Business

Vector to take smart metering offshore

06:58 am on 23 August 2013

Vector, largest gas and electricity distributor in New Zealand, is looking to grow its metering side of the business offshore.

The company's full year net profit rose 2.2% to more than $206 million in the 12 months to the end of June, due in part to growth in its smart metering business.

Operating profit grew 0.5% to $630.5 million, while revenue increased by 2.2% to nearly $1.3 billion.

However, chief executive Simon Mackenzie said once price increases on its gas and electricity networks are stripped out, as well as taking account of increased charges from Transpower, revenue fell.

Mr Mackenzie said the unregulated side of the business, its technology and telecommunication arms, is where the real growth opportunities are, and it will continue to invest in this.

Customers are looking to more actively manage their energy costs and look for solutions to lower their energy costs or provide their own energy.

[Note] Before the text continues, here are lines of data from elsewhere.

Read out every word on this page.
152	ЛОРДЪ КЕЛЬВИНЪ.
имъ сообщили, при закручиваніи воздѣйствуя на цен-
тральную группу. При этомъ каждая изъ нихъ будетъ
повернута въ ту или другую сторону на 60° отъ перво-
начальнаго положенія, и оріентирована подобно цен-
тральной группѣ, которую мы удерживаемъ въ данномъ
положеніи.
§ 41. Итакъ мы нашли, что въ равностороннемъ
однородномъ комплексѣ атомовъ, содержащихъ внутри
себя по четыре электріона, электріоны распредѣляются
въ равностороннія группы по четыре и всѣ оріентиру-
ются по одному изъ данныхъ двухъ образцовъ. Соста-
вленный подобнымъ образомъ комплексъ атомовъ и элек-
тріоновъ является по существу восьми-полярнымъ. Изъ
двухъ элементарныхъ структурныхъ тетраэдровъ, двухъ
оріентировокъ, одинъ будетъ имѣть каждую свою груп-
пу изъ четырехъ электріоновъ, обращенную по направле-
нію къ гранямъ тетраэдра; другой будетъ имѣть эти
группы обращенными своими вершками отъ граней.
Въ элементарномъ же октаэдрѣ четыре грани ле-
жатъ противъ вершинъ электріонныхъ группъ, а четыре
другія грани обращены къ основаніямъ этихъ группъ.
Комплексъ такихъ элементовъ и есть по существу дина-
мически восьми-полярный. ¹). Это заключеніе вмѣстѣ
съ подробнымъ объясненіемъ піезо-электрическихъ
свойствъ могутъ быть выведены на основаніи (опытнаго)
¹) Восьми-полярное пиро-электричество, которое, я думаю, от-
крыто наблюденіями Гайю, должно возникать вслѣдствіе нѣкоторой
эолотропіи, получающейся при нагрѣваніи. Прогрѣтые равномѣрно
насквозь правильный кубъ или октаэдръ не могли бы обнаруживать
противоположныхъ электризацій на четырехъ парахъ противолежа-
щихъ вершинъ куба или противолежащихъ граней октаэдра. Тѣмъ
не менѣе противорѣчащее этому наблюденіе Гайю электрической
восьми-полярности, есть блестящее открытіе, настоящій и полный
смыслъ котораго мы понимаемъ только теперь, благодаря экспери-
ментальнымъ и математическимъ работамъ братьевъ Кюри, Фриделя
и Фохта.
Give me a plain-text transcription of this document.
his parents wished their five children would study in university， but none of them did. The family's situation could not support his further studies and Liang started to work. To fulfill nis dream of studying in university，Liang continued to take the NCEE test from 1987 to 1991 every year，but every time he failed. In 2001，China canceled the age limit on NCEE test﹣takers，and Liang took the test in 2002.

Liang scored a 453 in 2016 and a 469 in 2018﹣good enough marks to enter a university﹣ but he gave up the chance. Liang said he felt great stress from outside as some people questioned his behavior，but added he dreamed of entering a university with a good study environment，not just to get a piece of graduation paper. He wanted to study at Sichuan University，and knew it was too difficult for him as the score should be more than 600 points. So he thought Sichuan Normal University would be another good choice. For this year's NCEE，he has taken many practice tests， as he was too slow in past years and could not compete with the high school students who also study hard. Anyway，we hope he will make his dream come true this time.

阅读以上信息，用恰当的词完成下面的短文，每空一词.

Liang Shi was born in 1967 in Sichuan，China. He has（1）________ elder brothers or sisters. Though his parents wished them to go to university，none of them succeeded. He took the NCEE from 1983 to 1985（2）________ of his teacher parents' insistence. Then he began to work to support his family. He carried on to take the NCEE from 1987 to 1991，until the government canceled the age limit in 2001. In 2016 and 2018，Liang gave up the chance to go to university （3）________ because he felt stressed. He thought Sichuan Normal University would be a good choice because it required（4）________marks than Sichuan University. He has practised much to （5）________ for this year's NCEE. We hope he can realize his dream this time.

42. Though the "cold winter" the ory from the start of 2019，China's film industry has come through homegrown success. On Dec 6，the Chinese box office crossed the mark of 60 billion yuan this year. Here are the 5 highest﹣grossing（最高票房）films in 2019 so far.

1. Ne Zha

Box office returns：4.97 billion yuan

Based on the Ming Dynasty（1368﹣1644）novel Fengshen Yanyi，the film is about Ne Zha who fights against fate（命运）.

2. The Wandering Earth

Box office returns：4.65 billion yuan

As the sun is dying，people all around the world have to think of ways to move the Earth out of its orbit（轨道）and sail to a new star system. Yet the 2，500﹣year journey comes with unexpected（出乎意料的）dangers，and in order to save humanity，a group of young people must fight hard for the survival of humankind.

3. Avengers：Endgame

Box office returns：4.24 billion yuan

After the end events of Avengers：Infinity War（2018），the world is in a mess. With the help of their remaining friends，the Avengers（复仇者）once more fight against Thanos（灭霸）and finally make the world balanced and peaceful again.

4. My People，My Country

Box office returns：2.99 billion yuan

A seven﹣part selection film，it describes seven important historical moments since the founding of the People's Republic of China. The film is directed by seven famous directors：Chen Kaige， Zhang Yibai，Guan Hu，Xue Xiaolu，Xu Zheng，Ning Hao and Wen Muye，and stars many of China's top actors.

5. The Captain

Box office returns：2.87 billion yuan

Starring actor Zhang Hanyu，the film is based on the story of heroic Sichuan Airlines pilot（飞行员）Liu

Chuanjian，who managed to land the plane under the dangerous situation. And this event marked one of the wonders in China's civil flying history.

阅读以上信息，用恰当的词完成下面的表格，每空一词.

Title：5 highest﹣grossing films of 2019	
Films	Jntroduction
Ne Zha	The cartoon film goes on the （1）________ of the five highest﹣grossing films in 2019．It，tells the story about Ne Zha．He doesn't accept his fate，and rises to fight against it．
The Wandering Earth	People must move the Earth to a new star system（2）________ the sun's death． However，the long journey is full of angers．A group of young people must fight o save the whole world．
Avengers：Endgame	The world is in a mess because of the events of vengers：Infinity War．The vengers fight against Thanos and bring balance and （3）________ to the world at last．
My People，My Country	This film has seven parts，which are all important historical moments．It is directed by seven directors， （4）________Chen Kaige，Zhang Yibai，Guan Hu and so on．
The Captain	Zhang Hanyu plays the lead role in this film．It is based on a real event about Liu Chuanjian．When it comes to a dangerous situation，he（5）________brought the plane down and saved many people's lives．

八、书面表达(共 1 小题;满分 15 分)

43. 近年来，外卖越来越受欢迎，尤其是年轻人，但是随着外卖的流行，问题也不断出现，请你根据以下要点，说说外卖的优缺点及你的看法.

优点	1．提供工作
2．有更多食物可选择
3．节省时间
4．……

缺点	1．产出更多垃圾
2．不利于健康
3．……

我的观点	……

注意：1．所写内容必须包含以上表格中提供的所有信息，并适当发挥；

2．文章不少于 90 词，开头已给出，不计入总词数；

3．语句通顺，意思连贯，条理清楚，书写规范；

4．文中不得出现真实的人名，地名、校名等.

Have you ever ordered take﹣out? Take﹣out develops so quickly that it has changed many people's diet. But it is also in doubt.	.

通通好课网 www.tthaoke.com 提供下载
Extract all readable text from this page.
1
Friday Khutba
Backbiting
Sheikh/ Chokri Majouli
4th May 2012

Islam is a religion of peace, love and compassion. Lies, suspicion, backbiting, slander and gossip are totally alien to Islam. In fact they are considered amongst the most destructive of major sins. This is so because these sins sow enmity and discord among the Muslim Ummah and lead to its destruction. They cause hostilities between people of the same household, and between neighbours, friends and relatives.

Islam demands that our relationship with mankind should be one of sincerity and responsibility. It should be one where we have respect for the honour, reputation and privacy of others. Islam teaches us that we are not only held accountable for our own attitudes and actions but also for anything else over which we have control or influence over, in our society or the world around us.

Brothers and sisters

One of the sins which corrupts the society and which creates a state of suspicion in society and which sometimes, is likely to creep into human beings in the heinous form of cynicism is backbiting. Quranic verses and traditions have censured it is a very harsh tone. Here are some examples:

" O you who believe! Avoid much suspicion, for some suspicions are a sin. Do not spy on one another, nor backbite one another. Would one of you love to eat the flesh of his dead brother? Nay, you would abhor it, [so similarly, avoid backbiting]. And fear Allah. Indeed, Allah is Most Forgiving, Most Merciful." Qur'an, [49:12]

Mr Mackenzie said Vector is responding by developing things like solar and battery storage and also providing products such as smart meters to retailers so they can offer new solutions to their customers.

He said the regulated side of Vector's business is also very significant and can affect revenue.

Mr Mackenzie says Vector is also planning to take the smart metering business offshore.

The company is actively looking at opportunities in Australia as they move to put smart meters into some of their network areas.

Mr Mackenzie said it may involve a partnership with an Australian company, and Vector is open to different models to enter the market there.

The company will pay a final dividend of 7.75 cents, up slightly from last year.